Again, we have no hard data, because the Central Statistics Office inexplicably refuses to include a section about potato preferences on the census form. But there is at least anecdotal evidence of an urban-rural aspect to the divide, with country people overwhelmingly on the floury side and city folk predominantly on the waxy. There is also evidence to suggest that conversions are in one direction only.
Certainly I know few farm-reared people who will admit to enjoying soapy spuds. Yet one frequently meets Dubliners, born and bred, who prefer floury ones. On further examination, it usually emerges that they have spent some of their childhoods in the country: on holidays, in reform school, etc.
The terrible thing is that what I believe to be the majority preference on this island is fast becoming a minority experience. All too often now, consumers are forced to eat the soapy sort, whether they like them or not. Ireland seems to be experiencing a new potato famine, in which the non-waxy varieties increasingly fail to appear in supermarkets.

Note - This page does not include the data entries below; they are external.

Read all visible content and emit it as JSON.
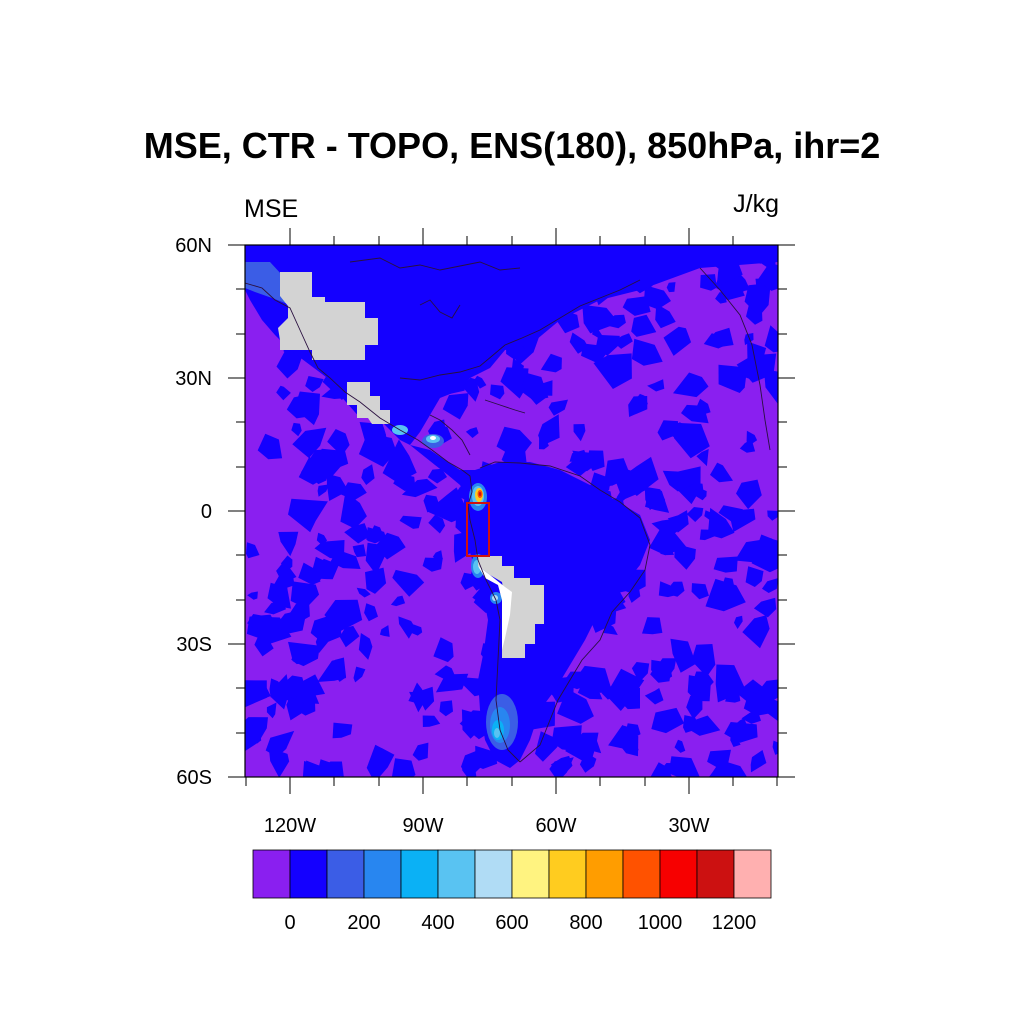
{
  "title": "MSE, CTR - TOPO, ENS(180), 850hPa, ihr=2",
  "left_string": "MSE",
  "right_string": "J/kg",
  "lat_labels": [
    "60N",
    "30N",
    "0",
    "30S",
    "60S"
  ],
  "lon_labels": [
    "120W",
    "90W",
    "60W",
    "30W"
  ],
  "colorbar": {
    "colors": [
      "#8a1ff0",
      "#1400ff",
      "#3b5de6",
      "#2886f0",
      "#0bb1f5",
      "#59c3f2",
      "#b0dcf5",
      "#fff380",
      "#ffcc1f",
      "#ff9d00",
      "#ff5200",
      "#f70000",
      "#cc1111",
      "#ffb0b0"
    ],
    "labels": [
      "0",
      "200",
      "400",
      "600",
      "800",
      "1000",
      "1200"
    ]
  },
  "chart_data": {
    "type": "heatmap",
    "title": "MSE, CTR - TOPO, ENS(180), 850hPa, ihr=2",
    "left_string": "MSE",
    "units": "J/kg",
    "pressure_level": "850hPa",
    "lon_range": [
      -130,
      10
    ],
    "lat_range": [
      -60,
      60
    ],
    "contour_levels": [
      -100,
      0,
      100,
      200,
      300,
      400,
      500,
      600,
      700,
      800,
      900,
      1000,
      1100,
      1200
    ],
    "background_band": "-100 to 0 mixed with 0 to 100 (small-scale noise)",
    "missing_value_color": "#d3d3d3",
    "missing_regions": [
      "Rocky Mountains / western US plateau",
      "Sierra Madre (Mexico)",
      "Andes (Peru, Bolivia, Chile)"
    ],
    "highlights": [
      {
        "location": "Colombian/Ecuadorian Andes",
        "lon": -78,
        "lat": 3,
        "max_value_range": "900-1100"
      },
      {
        "location": "Central America / Guatemala",
        "lon": -89,
        "lat": 16,
        "max_value_range": "500-600"
      },
      {
        "location": "southern Andes / Patagonia",
        "lon": -73,
        "lat": -49,
        "max_value_range": "400-500"
      },
      {
        "location": "Peruvian coast",
        "lon": -78,
        "lat": -13,
        "max_value_range": "300-500"
      }
    ],
    "box": {
      "lon": [
        -80,
        -75
      ],
      "lat": [
        -10,
        2
      ],
      "color": "#d01010"
    }
  }
}
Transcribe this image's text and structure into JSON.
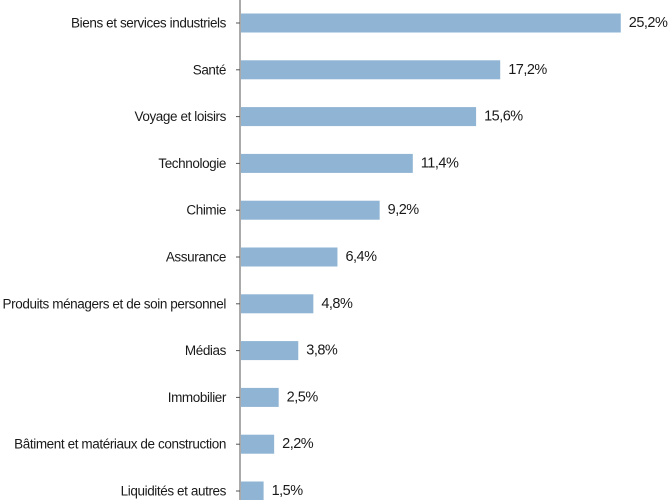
{
  "chart_data": {
    "type": "bar",
    "orientation": "horizontal",
    "title": "",
    "xlabel": "",
    "ylabel": "",
    "unit": "%",
    "grid": false,
    "legend": "none",
    "bar_color": "#8fb4d4",
    "axis_color": "#555555",
    "categories": [
      "Biens et services industriels",
      "Santé",
      "Voyage et loisirs",
      "Technologie",
      "Chimie",
      "Assurance",
      "Produits ménagers et de soin personnel",
      "Médias",
      "Immobilier",
      "Bâtiment et matériaux de construction",
      "Liquidités et autres"
    ],
    "values": [
      25.2,
      17.2,
      15.6,
      11.4,
      9.2,
      6.4,
      4.8,
      3.8,
      2.5,
      2.2,
      1.5
    ],
    "value_labels": [
      "25,2%",
      "17,2%",
      "15,6%",
      "11,4%",
      "9,2%",
      "6,4%",
      "4,8%",
      "3,8%",
      "2,5%",
      "2,2%",
      "1,5%"
    ]
  }
}
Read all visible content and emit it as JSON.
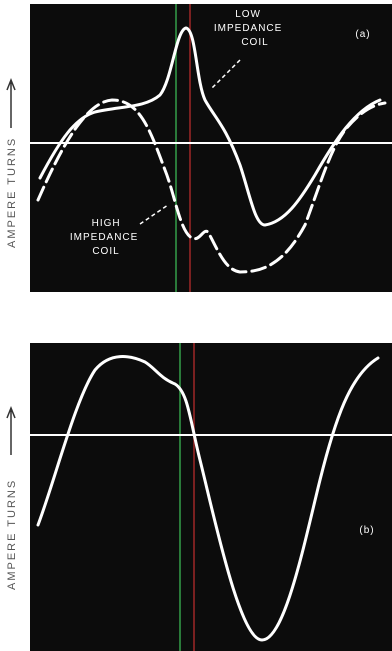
{
  "panels": [
    {
      "tag": "(a)",
      "axis_label": "AMPERE TURNS",
      "curve_labels": [
        [
          "LOW",
          "IMPEDANCE",
          "COIL"
        ],
        [
          "HIGH",
          "IMPEDANCE",
          "COIL"
        ]
      ]
    },
    {
      "tag": "(b)",
      "axis_label": "AMPERE TURNS"
    }
  ]
}
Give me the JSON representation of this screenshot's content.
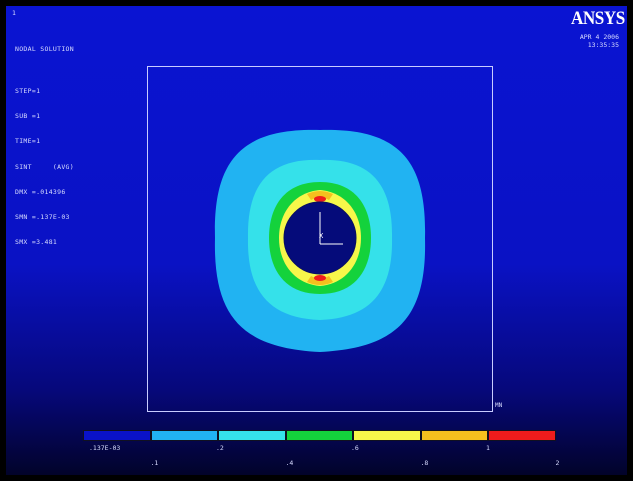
{
  "window_number": "1",
  "logo": "ANSYS",
  "date_line1": "APR  4 2006",
  "date_line2": "13:35:35",
  "info_lines": [
    "NODAL SOLUTION",
    "",
    "STEP=1",
    "SUB =1",
    "TIME=1",
    "SINT     (AVG)",
    "DMX =.014396",
    "SMN =.137E-03",
    "SMX =3.481"
  ],
  "mn_label": "MN",
  "mx_label": "X",
  "legend": {
    "colors": [
      "#0a12c8",
      "#21b3f2",
      "#35e1ea",
      "#14d23c",
      "#f7f74a",
      "#f5c01e",
      "#ee1c1c"
    ],
    "labels_top": [
      ".137E-03",
      ".2",
      ".6",
      "1"
    ],
    "labels_bottom": [
      ".1",
      ".4",
      ".8",
      "2"
    ]
  },
  "colors": {
    "background_top": "#0a14d2",
    "band_outer": "#21b3f2",
    "band_mid": "#35e1ea",
    "band_green": "#14d23c",
    "band_yellow": "#f7f74a",
    "band_orange": "#f5c01e",
    "band_red": "#ee1c1c",
    "hole": "#050b7a"
  }
}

The choice for floury enthusiasts is stark: take the soap - as it were - or perish. Some of the reasons are economic. According to Teagasc's Tom Maher, Ireland's greatest potato expert (and, it need hardly be said, a floury man), the Golden Wonder is down to 5 per cent of Ireland's total potato acreage and slipping every year. It was fifth in the league in 2005 and is about be passed out by the chippers' favourite, the Maris Piper.

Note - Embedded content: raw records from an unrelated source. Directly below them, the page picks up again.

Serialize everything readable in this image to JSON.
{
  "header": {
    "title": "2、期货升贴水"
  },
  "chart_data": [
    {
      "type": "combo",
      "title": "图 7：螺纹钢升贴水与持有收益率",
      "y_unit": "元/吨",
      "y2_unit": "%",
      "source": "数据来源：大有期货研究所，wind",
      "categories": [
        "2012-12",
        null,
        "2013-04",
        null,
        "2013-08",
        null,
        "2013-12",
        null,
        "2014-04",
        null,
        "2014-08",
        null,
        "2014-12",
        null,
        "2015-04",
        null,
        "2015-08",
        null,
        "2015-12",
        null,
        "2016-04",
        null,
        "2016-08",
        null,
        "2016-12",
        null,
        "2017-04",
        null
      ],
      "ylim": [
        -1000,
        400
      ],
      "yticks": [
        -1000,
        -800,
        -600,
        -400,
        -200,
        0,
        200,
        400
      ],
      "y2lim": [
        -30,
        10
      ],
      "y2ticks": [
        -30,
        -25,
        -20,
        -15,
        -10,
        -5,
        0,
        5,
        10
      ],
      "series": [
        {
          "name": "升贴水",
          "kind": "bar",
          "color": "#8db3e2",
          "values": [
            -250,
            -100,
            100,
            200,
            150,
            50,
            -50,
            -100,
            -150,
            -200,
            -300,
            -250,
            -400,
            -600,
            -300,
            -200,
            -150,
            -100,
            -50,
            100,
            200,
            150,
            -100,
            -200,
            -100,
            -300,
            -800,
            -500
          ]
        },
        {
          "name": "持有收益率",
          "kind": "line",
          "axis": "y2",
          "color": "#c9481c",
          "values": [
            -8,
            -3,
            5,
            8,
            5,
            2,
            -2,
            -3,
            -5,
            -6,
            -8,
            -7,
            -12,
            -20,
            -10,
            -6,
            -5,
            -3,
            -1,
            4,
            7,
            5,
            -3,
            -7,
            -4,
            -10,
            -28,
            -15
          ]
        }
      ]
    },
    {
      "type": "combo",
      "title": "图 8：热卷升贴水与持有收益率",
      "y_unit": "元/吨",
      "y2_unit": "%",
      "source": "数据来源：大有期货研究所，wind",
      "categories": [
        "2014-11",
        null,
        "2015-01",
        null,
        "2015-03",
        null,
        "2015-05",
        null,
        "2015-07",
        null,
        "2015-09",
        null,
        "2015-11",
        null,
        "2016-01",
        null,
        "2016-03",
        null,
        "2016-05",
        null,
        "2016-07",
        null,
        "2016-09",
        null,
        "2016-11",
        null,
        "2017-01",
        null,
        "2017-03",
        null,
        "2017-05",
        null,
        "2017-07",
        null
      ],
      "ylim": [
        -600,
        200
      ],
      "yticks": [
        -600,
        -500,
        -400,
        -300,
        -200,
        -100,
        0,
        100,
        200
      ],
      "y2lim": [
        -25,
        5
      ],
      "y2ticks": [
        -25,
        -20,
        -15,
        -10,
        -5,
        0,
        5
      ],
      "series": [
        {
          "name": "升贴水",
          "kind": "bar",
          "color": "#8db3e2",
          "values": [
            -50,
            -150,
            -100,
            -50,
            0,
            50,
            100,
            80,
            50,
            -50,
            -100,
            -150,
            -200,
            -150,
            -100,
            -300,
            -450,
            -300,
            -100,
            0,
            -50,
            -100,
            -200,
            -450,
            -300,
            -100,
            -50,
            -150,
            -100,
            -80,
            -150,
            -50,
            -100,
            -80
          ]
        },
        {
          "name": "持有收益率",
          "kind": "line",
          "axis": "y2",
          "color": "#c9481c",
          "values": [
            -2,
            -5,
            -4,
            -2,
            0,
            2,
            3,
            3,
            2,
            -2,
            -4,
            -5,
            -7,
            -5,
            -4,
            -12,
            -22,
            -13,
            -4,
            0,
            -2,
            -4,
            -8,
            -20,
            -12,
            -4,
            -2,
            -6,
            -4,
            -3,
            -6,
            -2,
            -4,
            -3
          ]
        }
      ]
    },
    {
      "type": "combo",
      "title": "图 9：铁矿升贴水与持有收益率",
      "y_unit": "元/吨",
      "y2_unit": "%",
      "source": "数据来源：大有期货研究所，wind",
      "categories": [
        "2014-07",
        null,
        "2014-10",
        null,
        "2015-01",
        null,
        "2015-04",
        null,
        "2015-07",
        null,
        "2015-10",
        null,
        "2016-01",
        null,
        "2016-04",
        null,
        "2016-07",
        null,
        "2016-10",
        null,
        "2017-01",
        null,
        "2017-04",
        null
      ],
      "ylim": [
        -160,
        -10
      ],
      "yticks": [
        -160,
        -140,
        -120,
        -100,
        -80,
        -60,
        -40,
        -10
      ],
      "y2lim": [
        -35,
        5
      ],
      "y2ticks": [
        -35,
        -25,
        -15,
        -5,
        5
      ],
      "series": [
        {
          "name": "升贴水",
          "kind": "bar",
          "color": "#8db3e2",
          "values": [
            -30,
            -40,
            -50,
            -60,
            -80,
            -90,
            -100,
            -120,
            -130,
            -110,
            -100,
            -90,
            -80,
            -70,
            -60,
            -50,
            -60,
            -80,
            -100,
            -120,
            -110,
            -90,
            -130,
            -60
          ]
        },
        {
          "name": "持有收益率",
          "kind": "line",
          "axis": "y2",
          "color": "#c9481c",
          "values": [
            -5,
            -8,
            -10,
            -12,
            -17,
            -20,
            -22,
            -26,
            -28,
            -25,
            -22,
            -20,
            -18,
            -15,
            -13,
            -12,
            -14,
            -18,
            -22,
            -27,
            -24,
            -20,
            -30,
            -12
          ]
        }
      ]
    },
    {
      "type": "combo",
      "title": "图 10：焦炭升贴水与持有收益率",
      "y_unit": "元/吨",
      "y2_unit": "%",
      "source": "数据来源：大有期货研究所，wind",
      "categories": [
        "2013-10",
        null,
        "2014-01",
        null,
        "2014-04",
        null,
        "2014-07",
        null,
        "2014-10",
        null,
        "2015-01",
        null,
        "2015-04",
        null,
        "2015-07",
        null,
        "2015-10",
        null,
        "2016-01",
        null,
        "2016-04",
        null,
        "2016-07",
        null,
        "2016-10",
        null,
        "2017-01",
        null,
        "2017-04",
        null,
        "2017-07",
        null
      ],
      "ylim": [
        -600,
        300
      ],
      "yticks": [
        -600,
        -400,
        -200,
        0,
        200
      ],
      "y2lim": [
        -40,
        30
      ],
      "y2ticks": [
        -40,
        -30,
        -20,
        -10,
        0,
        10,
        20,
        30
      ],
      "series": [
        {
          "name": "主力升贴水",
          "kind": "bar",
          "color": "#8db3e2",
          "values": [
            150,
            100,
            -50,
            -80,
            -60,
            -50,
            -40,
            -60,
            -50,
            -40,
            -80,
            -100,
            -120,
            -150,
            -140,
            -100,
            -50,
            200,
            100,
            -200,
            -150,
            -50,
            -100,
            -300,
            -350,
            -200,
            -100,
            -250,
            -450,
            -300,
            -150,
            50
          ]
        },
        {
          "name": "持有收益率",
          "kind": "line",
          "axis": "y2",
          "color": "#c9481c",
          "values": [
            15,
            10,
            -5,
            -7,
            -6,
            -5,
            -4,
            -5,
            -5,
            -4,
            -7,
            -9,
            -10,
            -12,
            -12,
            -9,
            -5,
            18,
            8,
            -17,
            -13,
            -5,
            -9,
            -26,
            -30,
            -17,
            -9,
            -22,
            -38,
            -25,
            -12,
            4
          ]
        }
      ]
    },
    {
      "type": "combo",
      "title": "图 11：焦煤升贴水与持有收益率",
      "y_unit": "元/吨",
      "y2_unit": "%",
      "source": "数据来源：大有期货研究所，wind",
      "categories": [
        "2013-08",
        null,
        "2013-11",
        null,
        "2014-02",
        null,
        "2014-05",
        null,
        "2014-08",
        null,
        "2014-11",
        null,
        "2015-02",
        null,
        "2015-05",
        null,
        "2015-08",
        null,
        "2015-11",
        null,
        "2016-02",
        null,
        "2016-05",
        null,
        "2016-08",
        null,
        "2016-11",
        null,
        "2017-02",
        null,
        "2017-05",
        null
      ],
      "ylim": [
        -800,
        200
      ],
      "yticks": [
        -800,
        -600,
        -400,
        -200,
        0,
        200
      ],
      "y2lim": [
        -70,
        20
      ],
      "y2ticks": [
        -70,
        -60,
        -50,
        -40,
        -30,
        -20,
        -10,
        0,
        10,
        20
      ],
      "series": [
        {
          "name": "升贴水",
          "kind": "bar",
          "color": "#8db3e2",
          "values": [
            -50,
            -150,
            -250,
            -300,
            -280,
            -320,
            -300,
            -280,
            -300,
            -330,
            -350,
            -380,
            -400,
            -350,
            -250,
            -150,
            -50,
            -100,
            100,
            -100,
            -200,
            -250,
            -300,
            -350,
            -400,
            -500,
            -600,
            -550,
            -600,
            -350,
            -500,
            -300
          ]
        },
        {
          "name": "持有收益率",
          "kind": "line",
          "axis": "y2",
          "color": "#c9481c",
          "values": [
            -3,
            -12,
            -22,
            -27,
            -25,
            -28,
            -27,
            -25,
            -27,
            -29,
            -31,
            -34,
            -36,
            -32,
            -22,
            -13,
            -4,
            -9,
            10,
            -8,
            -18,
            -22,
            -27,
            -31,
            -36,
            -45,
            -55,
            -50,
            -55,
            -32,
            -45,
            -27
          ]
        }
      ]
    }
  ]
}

The GW's problem is its susceptibility to internal rust spot, a calcium imbalance which, when it strikes, wipes out the entire crop. The condition has struck twice in the past 10 years. Once stung, says Tom, a potato farmer will not grow Golden Wonder again.
By contrast, high yield and durability has inspired the relentless rise of the Rooster, which arrived here only in 1991 and is now the top potato. Barely floury to begin with, the Rooster often has to contend with wet soils and over-application of nitrogen. By which time it has invariably defected to the waxy side.
Then there is the contribution of restaurants and their so-called "baby potatoes". These are not babies in the sense that they would ever grow up to be real potatoes, and certainly not floury ones. They are a travesty of the whole potato concept, imported from France, Cyprus and Israel. But restaurants love them, for no better reason than their small, regular shapes that fit easily into saucepans and look cute on plates. "Little balls of soap," Tom Maher calls them, adding that the silt soils they require are not available in Ireland. "We couldn't grow them here even if we wanted to," he says, with undisguised pride.
As it is, the Department of Agriculture preserves about 400 traditional varieties on a farm in Donegal. These include the four Famine-era potatoes: black, apple, cups, and lumper. Separately, Irish Seed Savers have a farm in Clare, to which enthusiasts including Tom make a day trip every summer "to look at potatoes and talk about them".
All the traditional "Irish" varieties - Kerr's Pinks, Arran Banners, Skerrie Champions, and so on - are actually Scottish. Which may be why the Irish and Scots are the only the nations in the world with a floury preference. Yes, Scotland and Ireland stand together in this cause, just as in Braveheart, but this time against a vast soapy conspiracy that stretches around the globe.
Meanwhile, in our midst, the purveyors of wax seem to be multiplying. In my local market recently I was sold organic potatoes that, although of a continental variety (the traditional ones are not blight-resistant), were promoted as "floury". In fact, on the flour-soap spectrum, they almost qualified as toiletries.
If the organic growers
cannot do better than this, we may as well all give up and eat Smash.